Researchers from the School of Biomedical Engineering & Imaging Sciences at King’s College London have automated brain MRI image labeling, needed to teach machine learning image recognition models, by deriving important labels from radiology reports and accurately assigning them to the corresponding MRI examinations. Now, more than 100,00 MRI examinations can be labeled in less than half an hour.

Published in European Radiology, this is the first study allowing researchers to label complex MRI image datasets at scale. The researchers say it would take years to manually perform labeling of more than 100,000 MRI examinations.

Deep learning typically requires tens of thousands of labeled images to achieve the best possible performance in image recognition tasks. This represents a bottleneck to the development of deep learning systems for complex image datasets, particularly MRI which is fundamental to neurological abnormality detection.

According to senior author Tom Booth, PhD, a senior lecturer in neuroimaging in the School of Biomedical Engineering & Imaging Sciences at King’s College London, “By overcoming this bottleneck, we have massively facilitated future deep learning image recognition tasks, and this will almost certainly accelerate the arrival into the clinic of automated brain MRI readers. The potential for patient benefit through, ultimately, timely diagnosis, is enormous.”

Booth says their validation was uniquely robust. Rather than evaluating their model performance on unseen radiology reports, they also evaluated their model performance on unseen images. “While this might seem obvious, this has been challenging to do in medical imaging because it requires an enormous team of expert radiologists. Fortunately, our team is a perfect synthesis of clinicians and scientists,” he adds.

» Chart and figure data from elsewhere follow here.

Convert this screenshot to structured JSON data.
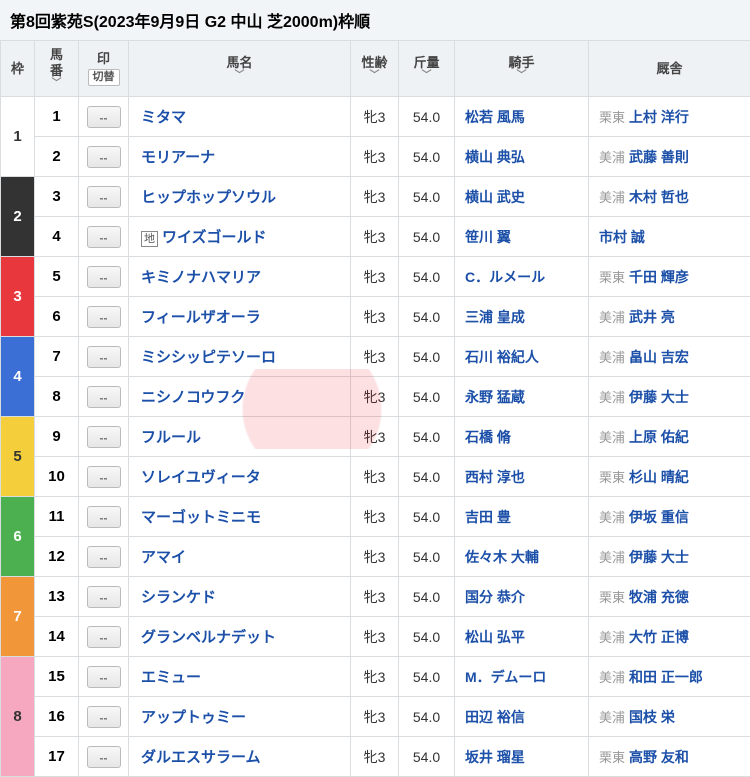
{
  "title": "第8回紫苑S(2023年9月9日 G2 中山 芝2000m)枠順",
  "headers": {
    "waku": "枠",
    "umaban": "馬\n番",
    "in": "印",
    "in_switch": "切替",
    "name": "馬名",
    "sexAge": "性齢",
    "weight": "斤量",
    "jockey": "騎手",
    "stable": "厩舎"
  },
  "sort_icon": "﹀",
  "mark_placeholder": "--",
  "waku_colors": {
    "1": {
      "bg": "#ffffff",
      "dark": false
    },
    "2": {
      "bg": "#333333",
      "dark": true
    },
    "3": {
      "bg": "#e8383d",
      "dark": true
    },
    "4": {
      "bg": "#3b6fd6",
      "dark": true
    },
    "5": {
      "bg": "#f5cf3b",
      "dark": false
    },
    "6": {
      "bg": "#4cb050",
      "dark": true
    },
    "7": {
      "bg": "#f29739",
      "dark": true
    },
    "8": {
      "bg": "#f5a8bf",
      "dark": false
    }
  },
  "rows": [
    {
      "waku": 1,
      "uma": 1,
      "name": "ミタマ",
      "sa": "牝3",
      "wt": "54.0",
      "jk": "松若 風馬",
      "loc": "栗東",
      "tr": "上村 洋行"
    },
    {
      "waku": 1,
      "uma": 2,
      "name": "モリアーナ",
      "sa": "牝3",
      "wt": "54.0",
      "jk": "横山 典弘",
      "loc": "美浦",
      "tr": "武藤 善則"
    },
    {
      "waku": 2,
      "uma": 3,
      "name": "ヒップホップソウル",
      "sa": "牝3",
      "wt": "54.0",
      "jk": "横山 武史",
      "loc": "美浦",
      "tr": "木村 哲也"
    },
    {
      "waku": 2,
      "uma": 4,
      "prefix": "地",
      "name": "ワイズゴールド",
      "sa": "牝3",
      "wt": "54.0",
      "jk": "笹川 翼",
      "loc": "",
      "tr": "市村 誠"
    },
    {
      "waku": 3,
      "uma": 5,
      "name": "キミノナハマリア",
      "sa": "牝3",
      "wt": "54.0",
      "jk": "C．ルメール",
      "loc": "栗東",
      "tr": "千田 輝彦"
    },
    {
      "waku": 3,
      "uma": 6,
      "name": "フィールザオーラ",
      "sa": "牝3",
      "wt": "54.0",
      "jk": "三浦 皇成",
      "loc": "美浦",
      "tr": "武井 亮"
    },
    {
      "waku": 4,
      "uma": 7,
      "name": "ミシシッピテソーロ",
      "sa": "牝3",
      "wt": "54.0",
      "jk": "石川 裕紀人",
      "loc": "美浦",
      "tr": "畠山 吉宏"
    },
    {
      "waku": 4,
      "uma": 8,
      "name": "ニシノコウフク",
      "sa": "牝3",
      "wt": "54.0",
      "jk": "永野 猛蔵",
      "loc": "美浦",
      "tr": "伊藤 大士"
    },
    {
      "waku": 5,
      "uma": 9,
      "name": "フルール",
      "sa": "牝3",
      "wt": "54.0",
      "jk": "石橋 脩",
      "loc": "美浦",
      "tr": "上原 佑紀"
    },
    {
      "waku": 5,
      "uma": 10,
      "name": "ソレイユヴィータ",
      "sa": "牝3",
      "wt": "54.0",
      "jk": "西村 淳也",
      "loc": "栗東",
      "tr": "杉山 晴紀"
    },
    {
      "waku": 6,
      "uma": 11,
      "name": "マーゴットミニモ",
      "sa": "牝3",
      "wt": "54.0",
      "jk": "吉田 豊",
      "loc": "美浦",
      "tr": "伊坂 重信"
    },
    {
      "waku": 6,
      "uma": 12,
      "name": "アマイ",
      "sa": "牝3",
      "wt": "54.0",
      "jk": "佐々木 大輔",
      "loc": "美浦",
      "tr": "伊藤 大士"
    },
    {
      "waku": 7,
      "uma": 13,
      "name": "シランケド",
      "sa": "牝3",
      "wt": "54.0",
      "jk": "国分 恭介",
      "loc": "栗東",
      "tr": "牧浦 充徳"
    },
    {
      "waku": 7,
      "uma": 14,
      "name": "グランベルナデット",
      "sa": "牝3",
      "wt": "54.0",
      "jk": "松山 弘平",
      "loc": "美浦",
      "tr": "大竹 正博"
    },
    {
      "waku": 8,
      "uma": 15,
      "name": "エミュー",
      "sa": "牝3",
      "wt": "54.0",
      "jk": "M．デムーロ",
      "loc": "美浦",
      "tr": "和田 正一郎"
    },
    {
      "waku": 8,
      "uma": 16,
      "name": "アップトゥミー",
      "sa": "牝3",
      "wt": "54.0",
      "jk": "田辺 裕信",
      "loc": "美浦",
      "tr": "国枝 栄"
    },
    {
      "waku": 8,
      "uma": 17,
      "name": "ダルエスサラーム",
      "sa": "牝3",
      "wt": "54.0",
      "jk": "坂井 瑠星",
      "loc": "栗東",
      "tr": "高野 友和"
    }
  ]
}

Lead author David Wood, PhD, from the School of Biomedical Engineering & Imaging Sciences, adds: “This study builds on recent breakthroughs in natural language processing, particularly the release of large transformer-based models such as BERT and BioBERT which have been trained on huge collections of unlabeled text such as all of English Wikipedia, and all PubMed Central abstracts and full-text articles; in the spirit of open-access science, we have also made our code and models available to other researchers to ensure that as many people benefit from this work as possible.”

The authors say that while one barrier has now been overcome, further challenges will be, firstly, to perform the deep learning image recognition tasks which also have multiple technical challenges; and secondly, once this is achieved, to ensure the developed models can still perform accurately across different hospitals using different scanners.